The following one-liner
Even better. I should have suspected that nslookup (that I had never used) could itself take a list of IP addresses at input.
One thing though. As I have already written in my previous post, commands that do nothing but copying their input are useless. They only make your script (slightly) less efficient and harder to read. Here, you can write:
$ nslookup -retry=10 < Addr-List-F-16MB.txt | sed -Ene 's:\.0/24::g' -e 's:(.*)\.(.*)\.(.*)\.(.*)\.in-addr\.arpa.* :\4.\3.\2.\1 :p' > F-16MB-edit-1016.txt
Also, repeating what I have told you several times, you should, for reusability, write in an executable file with a meaningful name the command without its input/output (that you will specify whenever you execute it):
#!/bin/sh
# Add here a help message, specifying what the script does and the input/output format
nslookup -retry=10 | sed -Ene 's:\.0/24::g' -e 's:(.*)\.(.*)\.(.*)\.(.*)\.in-addr\.arpa.* :\4.\3.\2.\1 :p'
Your elegant condensation of the one liner is understood; but I'll have to modify it, as another group of
malformed in-addr.arpa's came to light:
diff -y --suppress-common-lines --width=180 <(grep -vf Pattern-F-16MB.txt F-16MB-edit-1016.txt | awk '{print $2,$1}' | sort -Vk 2,2) <(grep -v "= " A-16MB-edit-1015.txt | sed 's/\.0\/24//g' | sort -Vk 2,2) > Diff-F-16MB-edit-1016-vs-A-16MB-edit-1015.txt
So Magic Banana's script becomes:
nslookup -retry=10 < Addr-List-F-16MB.txt | sed -Ene 's:\.0/24::g' -e 's/\.128-25//g' -e 's:(.*)\.(.*)\.(.*)\.(.*)\.in-addr\.arpa.* :\4.\3.\2.\1 :p' > F-16MB-edit-1016.txt
The address list needs some adjustment once I weed out the innocent bystanders. The interesting ones will
be the addresses with more than one unrelated name, or unequal addresses that all give the same name or
addresses which are frequently off & on, rendering their names difficult to trace.

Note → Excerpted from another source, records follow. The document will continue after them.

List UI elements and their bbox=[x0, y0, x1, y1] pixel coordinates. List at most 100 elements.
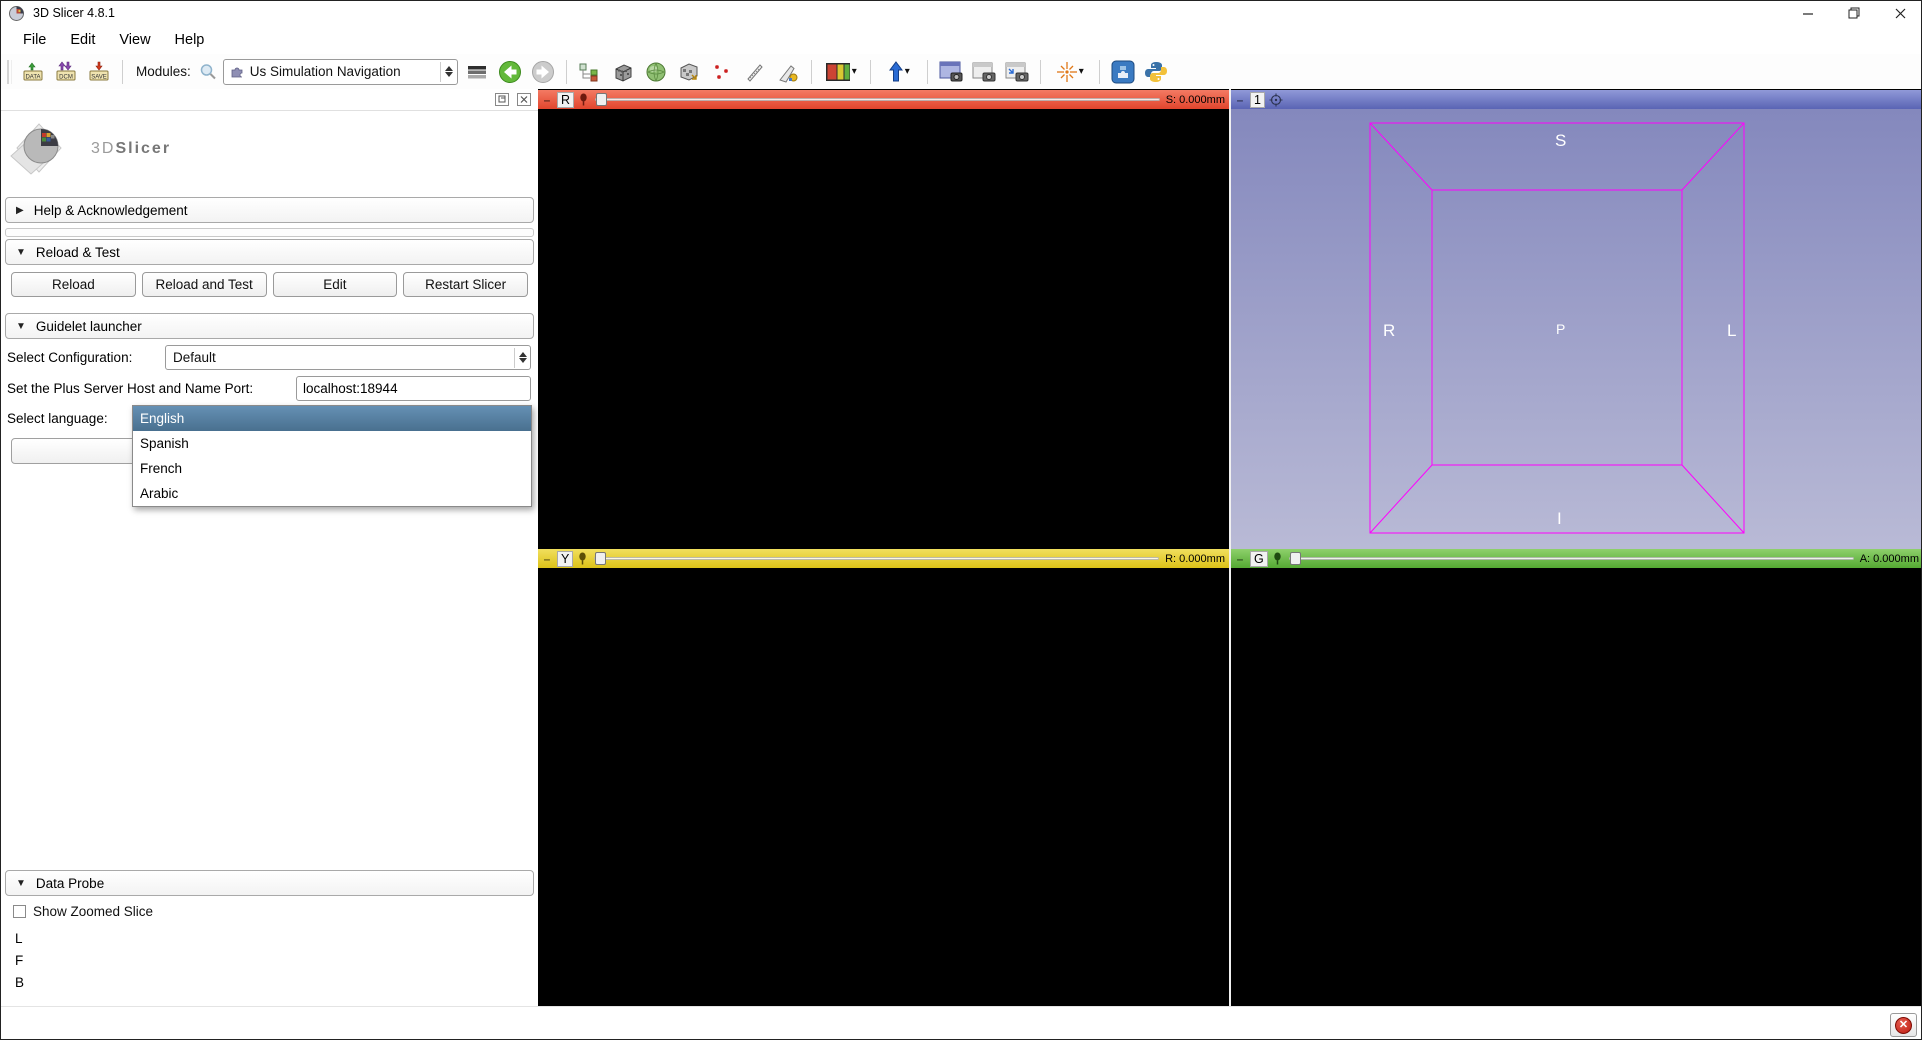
probe-row-f: F bbox=[15, 953, 23, 968]
menu-view[interactable]: View bbox=[107, 28, 162, 52]
language-option-english[interactable]: English bbox=[133, 406, 531, 431]
yellow-slider-handle[interactable] bbox=[595, 552, 606, 565]
yellow-slice-offset: R: 0.000mm bbox=[1165, 553, 1226, 565]
scene-view-capture-icon[interactable] bbox=[970, 58, 998, 86]
markups-icon[interactable] bbox=[708, 58, 736, 86]
collapsed-arrow-icon: ▶ bbox=[16, 205, 24, 216]
undock-panel-icon[interactable] bbox=[494, 92, 510, 107]
python-console-icon[interactable] bbox=[1142, 58, 1170, 86]
red-slice-offset: S: 0.000mm bbox=[1166, 94, 1226, 106]
toolbar-separator bbox=[566, 60, 567, 84]
window-controls bbox=[1785, 1, 1922, 25]
plus-server-input[interactable] bbox=[296, 376, 531, 401]
title-bar: 3D Slicer 4.8.1 bbox=[1, 1, 1922, 25]
red-pin-icon[interactable]: – bbox=[541, 93, 553, 107]
toolbar-separator bbox=[1099, 60, 1100, 84]
restart-slicer-button[interactable]: Restart Slicer bbox=[403, 272, 528, 297]
threed-pin-icon[interactable]: – bbox=[1234, 93, 1246, 107]
green-slice-view[interactable] bbox=[1231, 567, 1922, 1006]
load-dicom-icon[interactable]: DCM bbox=[52, 58, 80, 86]
annotations-icon[interactable] bbox=[741, 58, 769, 86]
minimize-button[interactable] bbox=[1785, 1, 1831, 25]
select-language-label: Select language: bbox=[7, 411, 108, 426]
restore-button[interactable] bbox=[1831, 1, 1877, 25]
toolbar-grip bbox=[7, 60, 12, 84]
axis-label-superior: S bbox=[1555, 131, 1566, 151]
red-slice-bar: – R S: 0.000mm bbox=[538, 90, 1229, 109]
yellow-visibility-icon[interactable] bbox=[577, 552, 588, 565]
green-visibility-icon[interactable] bbox=[1272, 552, 1283, 565]
red-slider-handle[interactable] bbox=[596, 93, 607, 106]
toolbar-separator bbox=[122, 60, 123, 84]
subject-hierarchy-icon[interactable] bbox=[576, 58, 604, 86]
language-option-french[interactable]: French bbox=[133, 456, 531, 481]
slicer-logo: 3DSlicer bbox=[9, 116, 171, 182]
menu-help[interactable]: Help bbox=[163, 28, 217, 52]
green-slider-handle[interactable] bbox=[1290, 552, 1301, 565]
slicer-window: 3D Slicer 4.8.1 File Edit View Help DATA bbox=[0, 0, 1922, 1040]
menu-bar: File Edit View Help bbox=[1, 25, 1922, 54]
error-log-button[interactable]: ✕ bbox=[1890, 1013, 1917, 1037]
screenshot-icon[interactable] bbox=[937, 58, 965, 86]
close-button[interactable] bbox=[1877, 1, 1922, 25]
green-slice-slider[interactable] bbox=[1287, 552, 1856, 565]
scene-view-restore-icon[interactable] bbox=[1003, 58, 1031, 86]
orientation-arrow-icon[interactable]: ▾ bbox=[880, 58, 918, 86]
red-slice-view[interactable] bbox=[538, 109, 1229, 549]
green-slice-bar: – G A: 0.000mm bbox=[1231, 549, 1922, 568]
load-data-icon[interactable]: DATA bbox=[19, 58, 47, 86]
reload-and-test-button[interactable]: Reload and Test bbox=[142, 272, 267, 297]
show-zoomed-slice-checkbox[interactable] bbox=[13, 905, 26, 918]
show-zoomed-slice-label: Show Zoomed Slice bbox=[33, 904, 153, 919]
crosshair-icon[interactable]: ▾ bbox=[1050, 58, 1090, 86]
menu-file[interactable]: File bbox=[11, 28, 58, 52]
back-icon[interactable] bbox=[496, 58, 524, 86]
close-panel-icon[interactable] bbox=[516, 92, 532, 107]
section-data-probe[interactable]: ▼ Data Probe bbox=[5, 870, 534, 896]
viewport-divider bbox=[1229, 89, 1231, 1006]
menu-edit[interactable]: Edit bbox=[58, 28, 107, 52]
probe-row-b: B bbox=[15, 975, 24, 990]
extensions-manager-icon[interactable] bbox=[1109, 58, 1137, 86]
volumes-icon[interactable] bbox=[609, 58, 637, 86]
red-slice-slider[interactable] bbox=[593, 93, 1162, 106]
volume-rendering-icon[interactable] bbox=[642, 58, 670, 86]
status-bar: ✕ bbox=[1, 1006, 1922, 1040]
select-configuration-label: Select Configuration: bbox=[7, 350, 132, 365]
transforms-icon[interactable] bbox=[675, 58, 703, 86]
forward-icon[interactable] bbox=[529, 58, 557, 86]
probe-row-l: L bbox=[15, 931, 23, 946]
chevron-down-icon: ▾ bbox=[905, 66, 910, 77]
reload-button[interactable]: Reload bbox=[11, 272, 136, 297]
center-view-icon[interactable] bbox=[1269, 93, 1283, 107]
editor-icon[interactable] bbox=[774, 58, 802, 86]
edit-button[interactable]: Edit bbox=[273, 272, 398, 297]
yellow-pin-icon[interactable]: – bbox=[541, 552, 553, 566]
language-option-spanish[interactable]: Spanish bbox=[133, 431, 531, 456]
threed-view[interactable]: S R P L I bbox=[1231, 109, 1922, 549]
save-icon[interactable]: SAVE bbox=[85, 58, 113, 86]
green-pin-icon[interactable]: – bbox=[1234, 552, 1246, 566]
section-help-acknowledgement[interactable]: ▶ Help & Acknowledgement bbox=[5, 197, 534, 223]
yellow-slice-bar: – Y R: 0.000mm bbox=[538, 549, 1229, 568]
yellow-slice-slider[interactable] bbox=[592, 552, 1161, 565]
module-history-icon[interactable] bbox=[463, 58, 491, 86]
help-section-strip bbox=[5, 228, 534, 237]
yellow-slice-view[interactable] bbox=[538, 567, 1229, 1006]
language-option-arabic[interactable]: Arabic bbox=[133, 481, 531, 506]
module-selector-spinner[interactable] bbox=[440, 62, 453, 82]
module-selector[interactable]: Us Simulation Navigation bbox=[223, 59, 458, 85]
section-reload-test[interactable]: ▼ Reload & Test bbox=[5, 239, 534, 265]
layout-icon[interactable]: ▾ bbox=[821, 58, 861, 86]
red-visibility-icon[interactable] bbox=[578, 93, 589, 106]
section-guidelet-launcher[interactable]: ▼ Guidelet launcher bbox=[5, 313, 534, 339]
main-toolbar: DATA DCM SAVE Modules: bbox=[1, 54, 1922, 89]
module-search-icon[interactable] bbox=[198, 58, 218, 86]
yellow-view-letter: Y bbox=[557, 551, 573, 567]
threed-view-label: 1 bbox=[1250, 92, 1265, 108]
launch-button[interactable] bbox=[11, 438, 136, 464]
axis-label-posterior: P bbox=[1556, 321, 1565, 337]
configuration-value: Default bbox=[173, 350, 216, 365]
configuration-spinner[interactable] bbox=[514, 348, 527, 368]
configuration-combobox[interactable]: Default bbox=[165, 345, 531, 370]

Magic Banana's second suggestion is important, as I'll be repeating the DNS lookups, and there shouldn't
be so much risk of accidentally overwriting any previous one. Even a false start obliterates an earlier
one with the same output name.
Adjunto | Tamaño |
---|---|
Pattern-F-16MB.txt | 17 bytes |
F-16MB-edit-1016.txt | 1.02 MB |
A-16MB-edit-1015.txt | 698.23 KB |
Parsing Magic Banana's script:
expr $(date +%s) - $(stat -c %Y A-16C.txt) \> 1 && nmcli radio wifi off && sleep 0.05s && nmcli radio wifi [on]
"If the current time is greater than the time of the last write to file by more than one second, then turn wifi off;
after a half-second of sleep, turn the wifi back on." That's what it's supposed to do. Maybe we're too impatient. I'll try
thirty seconds.
This just came up:
nslookup 216.27.10.252
252.10.27.216.in-addr.arpa canonical name = 252.0/24.10.27.216.in-addr.arpa.
252.0/24.10.27.216.in-addr.arpa name = ankle-aide.soreacocks.com.
Also with dig -x
dig -x 216.27.10.252
...
;; ANSWER SECTION:
252.10.27.216.in-addr.arpa. 1800 IN CNAME 252.0/24.10.27.216.in-addr.arpa.
252.0/24.10.27.216.in-addr.arpa. 7199 IN PTR ankle-aide.soreacocks.com.
None of my scripting was involved, but there are a lot of these; they interfere
with my code for extracting the IPv4's from the canonical names.